VinFast Auto Ltd. delivered its strongest financial performance on record during the fourth quarter of 2025, with total revenues surging to approximately $1.57 billion, representing a year-over-year increase of nearly 139 percent. The Vietnamese automaker's full-year 2025 revenues reached $3.6 billion, more than doubling the previous year's performance and demonstrating the company's accelerating growth trajectory in the global electric vehicle market. However, this impressive top-line growth masks a troubling reality: the company reported a net loss of $1.4 billion for the quarter alone, wider than the $1.22 billion loss recorded in the same period a year earlier. For the full year 2025, VinFast's cumulative net losses reached $3.87 billion, exceeding the $3.08 billion loss posted in 2024, revealing that revenue expansion has not yet translated into profitability.
Despite the substantial losses, VinFast demonstrated meaningful progress in unit economics and operational efficiency during the quarter. The company's gross margin improved dramatically by 39.2 percentage points year-over-year, reaching negative 39.9 percent in Q4 2025 compared to negative 79.1 percent in the prior-year quarter. This substantial improvement reflects better production efficiency and improved overhead absorption resulting from higher manufacturing volumes. The automaker delivered 196,919 electric vehicles globally throughout 2025, representing 102 percent year-over-year growth and exceeding management's initial guidance to at least double 2024 deliveries. Notably, VinFast operated its flagship manufacturing facility at approximately two-thirds capacity during 2025, suggesting considerable room for additional volume growth and further margin expansion as production scales up.
VinFast maintained its position as the number one original equipment manufacturer in Vietnam for the sixteenth consecutive month while simultaneously expanding its international footprint. International deliveries represented 18 percent of total volume during the fourth quarter of 2025, up from 11 percent for the full year, indicating successful market penetration beyond its domestic base. Green brand models and the EC Van accounted for approximately 49 percent of total deliveries during the quarter, demonstrating diversification across its product portfolio. The company's ability to execute on these growth metrics while operating below capacity underscores its operational momentum, though the path to profitability remains uncertain given current loss levels.
Our 2025 results reflect a focus on accelerating revenue growth while improving operating efficiency over time. By exceeding our 2025 guidance while only operating our flagship factory at roughly two-thirds capacity during the year, we have demonstrated our ability to scale more efficiently. The fourth quarter of 2025 reflected the strongest financial performance we have delivered to date, with several key metrics reaching new highs as we begin to see early benefits of scale.
VinFast reported total liquidity of approximately $3.1 billion as of December 31, 2025, providing a financial cushion for ongoing operations and expansion activities. The company generated $3.10 billion through financing activities during 2025, which more than offset cash used in operating activities of $1.77 billion and investing activities of $1.08 billion. This heavy reliance on external financing and support from parent company Vingroup remains critical to funding the automaker's expansion plans and covering operating losses. The company's ability to access capital markets and receive parent company support will be essential for sustaining its growth trajectory and eventually reaching sustainable profitability. Management's comments regarding operating at two-thirds factory capacity suggest confidence in the ability to generate additional revenues through increased utilization, which could progressively narrow losses.

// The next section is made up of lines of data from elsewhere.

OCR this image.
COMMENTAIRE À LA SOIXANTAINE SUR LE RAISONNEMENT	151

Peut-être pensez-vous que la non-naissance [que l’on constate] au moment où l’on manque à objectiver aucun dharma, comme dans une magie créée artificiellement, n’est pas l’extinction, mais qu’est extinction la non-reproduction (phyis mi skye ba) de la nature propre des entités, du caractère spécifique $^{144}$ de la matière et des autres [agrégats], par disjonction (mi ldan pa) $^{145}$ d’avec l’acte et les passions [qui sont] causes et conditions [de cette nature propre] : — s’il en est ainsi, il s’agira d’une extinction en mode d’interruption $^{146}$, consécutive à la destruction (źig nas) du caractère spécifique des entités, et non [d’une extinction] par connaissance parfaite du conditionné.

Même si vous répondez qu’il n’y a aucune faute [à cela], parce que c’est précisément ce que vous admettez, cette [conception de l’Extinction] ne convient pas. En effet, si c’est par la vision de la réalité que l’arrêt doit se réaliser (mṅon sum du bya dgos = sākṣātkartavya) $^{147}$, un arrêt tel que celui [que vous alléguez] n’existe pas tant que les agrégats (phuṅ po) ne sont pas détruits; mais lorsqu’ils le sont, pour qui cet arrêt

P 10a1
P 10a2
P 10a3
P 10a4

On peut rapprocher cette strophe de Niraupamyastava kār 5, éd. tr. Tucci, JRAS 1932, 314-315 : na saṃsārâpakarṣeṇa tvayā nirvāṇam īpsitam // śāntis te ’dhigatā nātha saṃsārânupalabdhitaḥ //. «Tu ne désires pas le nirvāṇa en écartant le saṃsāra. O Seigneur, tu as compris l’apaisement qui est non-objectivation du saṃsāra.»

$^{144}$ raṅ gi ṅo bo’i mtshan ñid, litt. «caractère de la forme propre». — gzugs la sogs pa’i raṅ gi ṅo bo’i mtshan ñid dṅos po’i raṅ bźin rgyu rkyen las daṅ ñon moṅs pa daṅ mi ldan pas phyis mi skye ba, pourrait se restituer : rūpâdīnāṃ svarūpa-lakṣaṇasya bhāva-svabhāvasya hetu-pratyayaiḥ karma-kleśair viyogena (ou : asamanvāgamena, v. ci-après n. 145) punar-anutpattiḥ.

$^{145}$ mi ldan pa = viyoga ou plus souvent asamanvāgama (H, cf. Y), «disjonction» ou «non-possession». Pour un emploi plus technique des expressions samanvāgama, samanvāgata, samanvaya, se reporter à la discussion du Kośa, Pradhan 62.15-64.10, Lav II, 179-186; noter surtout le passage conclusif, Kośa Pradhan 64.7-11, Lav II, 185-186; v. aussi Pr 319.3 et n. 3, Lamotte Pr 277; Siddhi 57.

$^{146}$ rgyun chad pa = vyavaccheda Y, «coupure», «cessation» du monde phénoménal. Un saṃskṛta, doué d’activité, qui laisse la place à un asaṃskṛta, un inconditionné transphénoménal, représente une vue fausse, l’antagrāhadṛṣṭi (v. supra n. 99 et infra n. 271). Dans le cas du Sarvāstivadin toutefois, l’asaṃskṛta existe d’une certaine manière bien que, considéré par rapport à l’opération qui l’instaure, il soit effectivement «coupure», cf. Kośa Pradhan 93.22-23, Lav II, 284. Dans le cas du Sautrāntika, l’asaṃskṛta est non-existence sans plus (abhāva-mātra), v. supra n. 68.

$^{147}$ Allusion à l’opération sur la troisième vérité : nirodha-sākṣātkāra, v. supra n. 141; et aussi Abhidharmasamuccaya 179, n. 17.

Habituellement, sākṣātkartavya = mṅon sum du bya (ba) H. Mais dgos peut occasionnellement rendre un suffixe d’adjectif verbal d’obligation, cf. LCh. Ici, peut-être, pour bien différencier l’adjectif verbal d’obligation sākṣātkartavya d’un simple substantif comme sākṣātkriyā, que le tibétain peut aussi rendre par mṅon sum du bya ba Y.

VinFast's financial results present a mixed picture of a rapidly growing company struggling with profitability at scale. The dramatic improvement in gross margins demonstrates that the company's production model becomes increasingly efficient at higher volumes, yet absolute losses continue to widen due to the fixed cost base and competitive pricing pressures in the global EV market. The company's plans to restart US plant construction, though not detailed in recent financial disclosures, represent an ambitious expansion strategy that will require substantial additional capital. As VinFast pursues its aggressive growth agenda, investors and stakeholders are closely monitoring whether the company can leverage its operational improvements and international expansion to eventually achieve profitability. The coming quarters will be critical in demonstrating whether the company can maintain its revenue momentum while progressively closing the gap between revenues and profitability.
VinFast's Q4 2025 results underscore the challenges facing the electric vehicle industry, where rapid growth and market share expansion often come at the expense of near-term profitability. The company's record revenues and improving unit economics provide reasons for optimism, yet substantial quarterly losses and continued dependence on external financing highlight the precarious nature of its financial position. As global EV competition intensifies and capital becomes more selective, VinFast's ability to execute on its operational improvements and deliver path to profitability will determine its long-term viability in an increasingly crowded market.